少し歩き疲れたので,宿に戻って休憩することにした。
ロビーでガイドとばったり出くわしたら,いきなり詰問口調で「あなた,どこに行ってたんですか?」
実は,14時から近所の滝を見に行くトレッキングツアーがあったらしい。昨夜,バスを降りる間際に言っていたらしいが,完全に聞き逃していた。
部屋に戻ってガイドブックを片手にベッドに横になったら,いつの間にかうたた寝をしていた。昨夜が遅かった上に朝早くから歩き回っていたのだから,無理もない。
目が覚めたら,既に19時。外はもう人の顔もよく見えない。ところどころに街灯が頼りない明るさでぽおっとあたりを照らす。気温も急に下がってきて,また霧の気配がする。
腹ごしらえに,と割と人が入っている路地の小さな食堂を訪れた。
入り口をくぐると,女将(というには若い)が出て来て,ここは一杯だから,と一つ挟んで隣の店へ案内してくれた。もっともこれは別の飯屋ではなく,二つの店で出す料理を僕らが案内された方の店の厨房で作るというわけだ。察するに,どちらかは昔は別人がやっていたのを買い取ったか譲り受けたかしたんだろう。

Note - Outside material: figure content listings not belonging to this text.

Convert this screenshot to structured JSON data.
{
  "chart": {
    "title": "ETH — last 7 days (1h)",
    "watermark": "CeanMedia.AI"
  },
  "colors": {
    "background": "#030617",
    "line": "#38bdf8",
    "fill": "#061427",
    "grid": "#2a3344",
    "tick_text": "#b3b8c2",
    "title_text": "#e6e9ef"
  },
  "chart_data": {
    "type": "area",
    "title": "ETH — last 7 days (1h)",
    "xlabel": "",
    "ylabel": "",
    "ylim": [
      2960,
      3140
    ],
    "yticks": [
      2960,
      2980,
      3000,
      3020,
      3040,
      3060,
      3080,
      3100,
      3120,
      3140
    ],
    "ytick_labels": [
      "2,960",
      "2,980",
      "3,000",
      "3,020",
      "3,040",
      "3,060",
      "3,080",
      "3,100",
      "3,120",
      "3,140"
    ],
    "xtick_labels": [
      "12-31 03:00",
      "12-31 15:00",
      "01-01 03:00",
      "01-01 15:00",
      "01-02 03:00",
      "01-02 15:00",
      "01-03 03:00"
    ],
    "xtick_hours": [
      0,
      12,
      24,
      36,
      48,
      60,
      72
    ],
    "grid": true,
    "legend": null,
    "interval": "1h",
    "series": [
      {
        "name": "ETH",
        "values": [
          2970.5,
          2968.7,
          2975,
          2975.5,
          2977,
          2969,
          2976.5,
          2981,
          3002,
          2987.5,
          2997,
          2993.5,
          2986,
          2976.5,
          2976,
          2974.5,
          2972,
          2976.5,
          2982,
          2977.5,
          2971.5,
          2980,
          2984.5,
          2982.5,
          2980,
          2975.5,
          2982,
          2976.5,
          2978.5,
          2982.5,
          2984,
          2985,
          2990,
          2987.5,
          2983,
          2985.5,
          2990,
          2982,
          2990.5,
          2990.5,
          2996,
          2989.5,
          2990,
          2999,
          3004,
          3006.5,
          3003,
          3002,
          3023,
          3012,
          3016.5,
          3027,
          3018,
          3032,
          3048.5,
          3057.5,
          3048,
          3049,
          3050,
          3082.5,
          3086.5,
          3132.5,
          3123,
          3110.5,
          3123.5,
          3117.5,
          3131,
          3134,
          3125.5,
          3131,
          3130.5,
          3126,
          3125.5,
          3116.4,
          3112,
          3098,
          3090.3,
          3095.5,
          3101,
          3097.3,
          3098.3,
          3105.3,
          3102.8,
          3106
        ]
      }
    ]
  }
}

テーブルのすぐ横が厨房,というより竈になっていて,若い女性が忙しく火を相手にしていた。
頼んだのは鶏肉定食(Cơm Gà)。
本当のコム・ガーは鶏ガラスープで炊き上げたご飯の上にローストした鶏肉を載せたものだが,ここのはそうではなく,鶏肉入りの炒飯(Cơm rang Gà)と肉野菜炒め(Rau xào thập cấm)のセットだった。
こちらにいる客は僕だけだ。
たった一人の客以外にはやっと立ち歩けるようになったくらいのと,ちょこちょこと歩ける程度の2人の幼児。プラスチックの椅子に座っていたかと思うと,そこから下りてずりずりこっちに押して来たり,テーブルの陰から顔を覗かせ合ったりと,お遊びに夢中。こちらを向いた時にいないいないばあをしてやったりすると,キャハキャハと笑って楽しそうだ。
そのうち父親らしい若い男が入ってきて,料理している女性(たぶん妻)から鶏肉の小さな塊を受け取った。見ていると,少し自分の口で噛み砕いて小さな子の手に置いて食べさせる。大きい方には骨のついた塊をそのまま渡す。しかし,まだ頑是ない歳のこと,食べないでいじくり回して遊んでしまう。
「こらこら」という表情でそれを取り返す若い父親。取られてむくれる子。そのうち扉の蔭にしゃがみ込んでしまって,しばらくすると何やら液体が流れてきた。土間にすぐにしみ込んでいったその正体は・・・(深く考えない方が精神衛生上よろしい)。